Respect

I read it somewhere that ‘respect’ is a shirt that others put on your back. It is not something you chase, or something that you bag. It is something that you may unexpectedly discover on your person as you live your life day in and day out. It is something that people give you, not something you take from them.

But this also means another thing. This means that you are not the master of the respect you might command. People brought it to you. People might, one day, strip it away.

I have been thinking about respect. I have been thinking about what it means, how much it matters, in what ways it ties in with my idea of self, and my craving for validation from others. The ways in which respect goes into the cement of my identity. The ways in which it adds, or detracts, from my self-worth. The ways in which I have great respect for some people, and the ways in which some people – supposedly – respect me.
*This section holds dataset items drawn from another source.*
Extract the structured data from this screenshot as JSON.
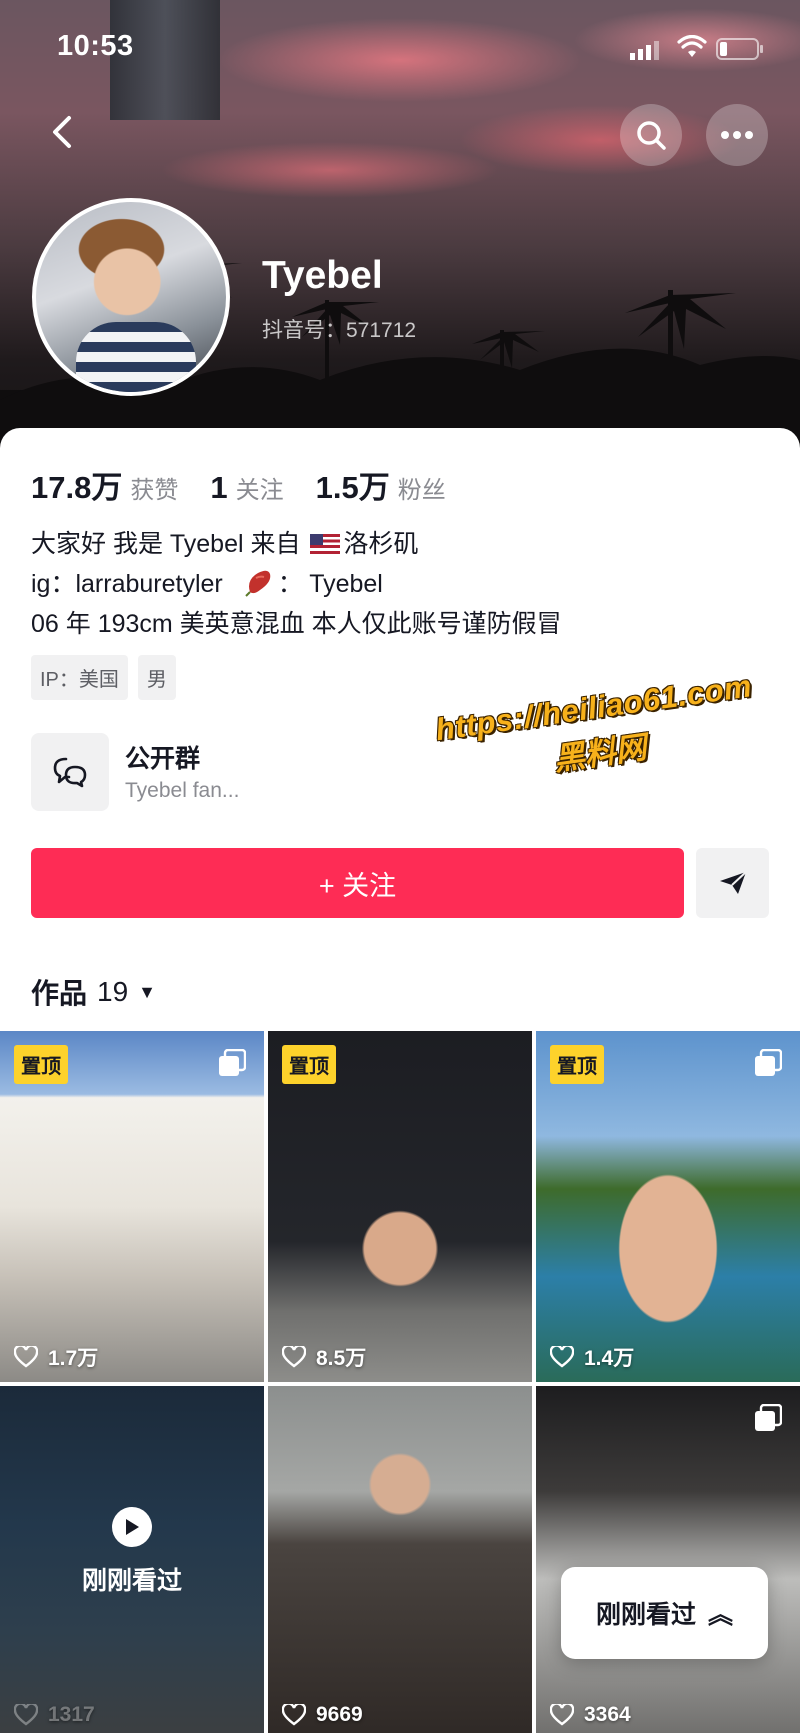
{
  "status_bar": {
    "time": "10:53"
  },
  "profile": {
    "username": "Tyebel",
    "douyin_id": "抖音号：571712",
    "stats": [
      {
        "value": "17.8万",
        "label": "获赞"
      },
      {
        "value": "1",
        "label": "关注"
      },
      {
        "value": "1.5万",
        "label": "粉丝"
      }
    ],
    "bio": {
      "line1_a": "大家好 我是 Tyebel 来自",
      "line1_b": "洛杉矶",
      "line2_a": "ig：larraburetyler",
      "line2_b": "：  Tyebel",
      "line3": "06 年 193cm 美英意混血 本人仅此账号谨防假冒"
    },
    "tags": [
      "IP：美国",
      "男"
    ],
    "group": {
      "title": "公开群",
      "subtitle": "Tyebel fan..."
    },
    "follow_label": "+ 关注"
  },
  "watermark": {
    "line1": "https://heiliao61.com",
    "line2": "黑料网"
  },
  "works": {
    "label": "作品",
    "count": "19",
    "caret": "▼"
  },
  "grid": [
    {
      "pinned": "置顶",
      "likes": "1.7万"
    },
    {
      "pinned": "置顶",
      "likes": "8.5万"
    },
    {
      "pinned": "置顶",
      "likes": "1.4万"
    },
    {
      "seen": "刚刚看过",
      "likes": "1317"
    },
    {
      "likes": "9669"
    },
    {
      "likes": "3364"
    }
  ],
  "recent_pill": {
    "label": "刚刚看过",
    "chevron": "︽"
  },
  "icons": {
    "back": "chevron-left-icon",
    "search": "search-icon",
    "more": "more-dots-icon",
    "share": "send-icon",
    "group": "chat-bubbles-icon",
    "heart": "heart-outline-icon",
    "multi": "multi-image-icon",
    "play": "play-icon"
  },
  "colors": {
    "accent": "#fe2c55",
    "pin": "#fdd22b",
    "watermark": "#f7b11b"
  }
}
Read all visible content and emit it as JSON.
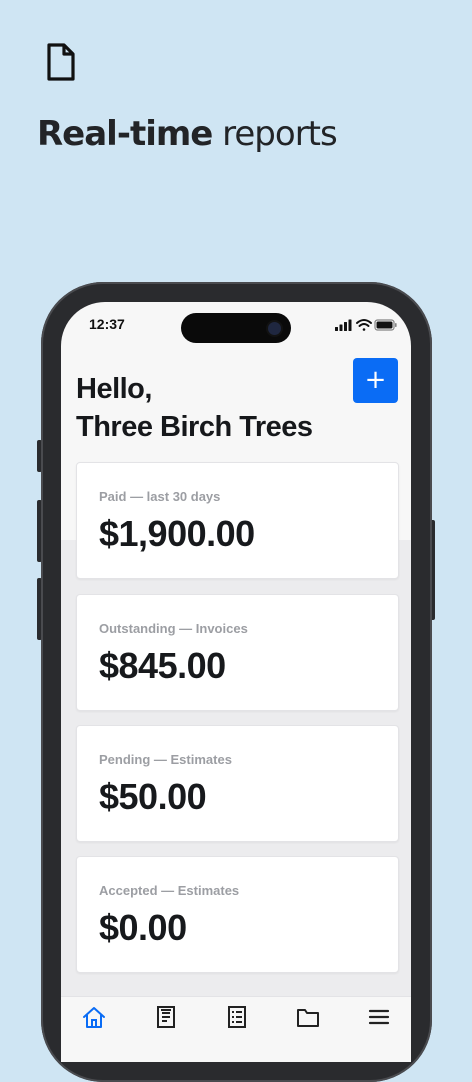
{
  "promo": {
    "icon": "document-icon",
    "headline_bold": "Real-time",
    "headline_rest": "reports"
  },
  "status_bar": {
    "time": "12:37",
    "icons": [
      "signal-icon",
      "wifi-icon",
      "battery-icon"
    ]
  },
  "greeting": {
    "line1": "Hello,",
    "line2": "Three Birch Trees"
  },
  "add_button": {
    "label": "+"
  },
  "cards": [
    {
      "label": "Paid — last 30 days",
      "amount": "$1,900.00"
    },
    {
      "label": "Outstanding — Invoices",
      "amount": "$845.00"
    },
    {
      "label": "Pending — Estimates",
      "amount": "$50.00"
    },
    {
      "label": "Accepted — Estimates",
      "amount": "$0.00"
    }
  ],
  "tabbar": {
    "items": [
      "home-icon",
      "estimates-icon",
      "invoices-icon",
      "folder-icon",
      "menu-icon"
    ],
    "active": "home-icon"
  },
  "colors": {
    "background": "#cfe5f3",
    "accent": "#0a6cf5",
    "label": "#9c9ea3",
    "text": "#17191c"
  }
}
I stare into time as I read Henry Miller talking:

Parents are always demanding the child’s respect and obedience. They demand it, but they do not know how to command it. How can one obey and respect these crippled slaves who return from work each evening frustrated, defeated, ashamed of themselves? No wonder they reach for the bottle or sit like mutes before the television screen.

Je sais l’avenair par coeur,” wrote Paul Valéry.

The child too knows the future by heart. He knows the poor wretches who daily commit every sin in the calendar – in his name. Soon he will be doing likewise. Like father, like son. Soit. Only tomorrow will be even more like yesterday.

I remember the people who were around me as I grew up, like parents are wont to be around children. Only I did not grow up at home. I spent the more significant part of my childhood in a hostel, at a residential school in the district of Purulia. The people that I had around me as I grew up were my schoolmates, and my teachers.

It doesn’t work quite the same way when you grow up in a hostel. Teachers are different than parents. For one thing, they are more distant – we never saw our teachers as they were inside the walls of their homes. They were human, but their human frailties could be hidden from us. They could protect us from those parts of themselves that they did not want us to learn from.

I don’t find this hypocritical. I find this human. Sometimes, I even find this heroic.

I was thinking about respect. Maybe I will come back to my teachers sometime else, write some of the things I remember for others to read. Those stories tie into this journey, my exploration of respect, its unexpected truths and many lies. But let me bypass them now.

Respect is not just something that’s yours to have. It is also something that’s yours to give. A person who cannot give respect usually has a hard time getting it from others. Yes, people may fear you, they may obey you, they may bow to you and always aim to comply. But those things are not the same as respect.

Respect starts with recognizing the fact that everything – everything – has its own value. There is nothing that is without value, without worth. The cheapest, most unloved, most unintelligent things – they too have some intrinsic worth, and recognizing this, appreciating this fact that nothing is zero – that is the first step to respect.

Whatever something might be, however little its worth might be in your book, – it is not zero. Don’t treat it like zero. “Render to Caesar the things that are Caesar’s,” and render unto every insignificant thing the little esteem it deserves.

Once you start looking at the world this way, things get a lot easier. Because then pretty soon you graduate to the level where you no longer operate like a blind pilot in a storm, tumbling through life without purpose. You have recognized the world around you, and you have assigned a definite value to all things in it. Now you will navigate it as suits your purpose. You will stay close to the things you have tagged as the most valuable, and steer clear of the things you have deemed less important. You will be mapping your path with a clear sense of why. You will know why to respect Thing A more than Thing B, because you have tagged both with values that you can compare.

When you do this, you start building your own identity. People can be defined by the things they hold important. As you determine which things you hold important, you slowly construct who you are – to yourself, and to the world. You start finding answers to questions you ask yourself about your life choices. You start finding answers to questions people ask you over lunch. And you choose, based on how valuable those people are to you and in what way, whether to disclose those answers to them truthfully.

You also assign value to the closest thing you have in the world – Yourself.

You would not be doing it randomly, or unsystematically. I remember telling a person I used to know that if I had to choose between saving my life and hers, I’d choose hers, not because I had a great deal of love or affection for her, but because she was a lot more capable of doing good to the world than I was. It was merely a matter of efficiency.

You would know, with clarity, what your worth is in this world you inhabit. So, once you know it, you can go to work on yourself and develop, so that your value goes up.

You would know which things command respect, and you would strive to make those things a part of yourself. You would recognize those things in others, and you would accord them the respect they deserve. Respect, for you, wouldn’t be some kind of an mental glitter to decorate people. It would have meaning. It would have its own gravity.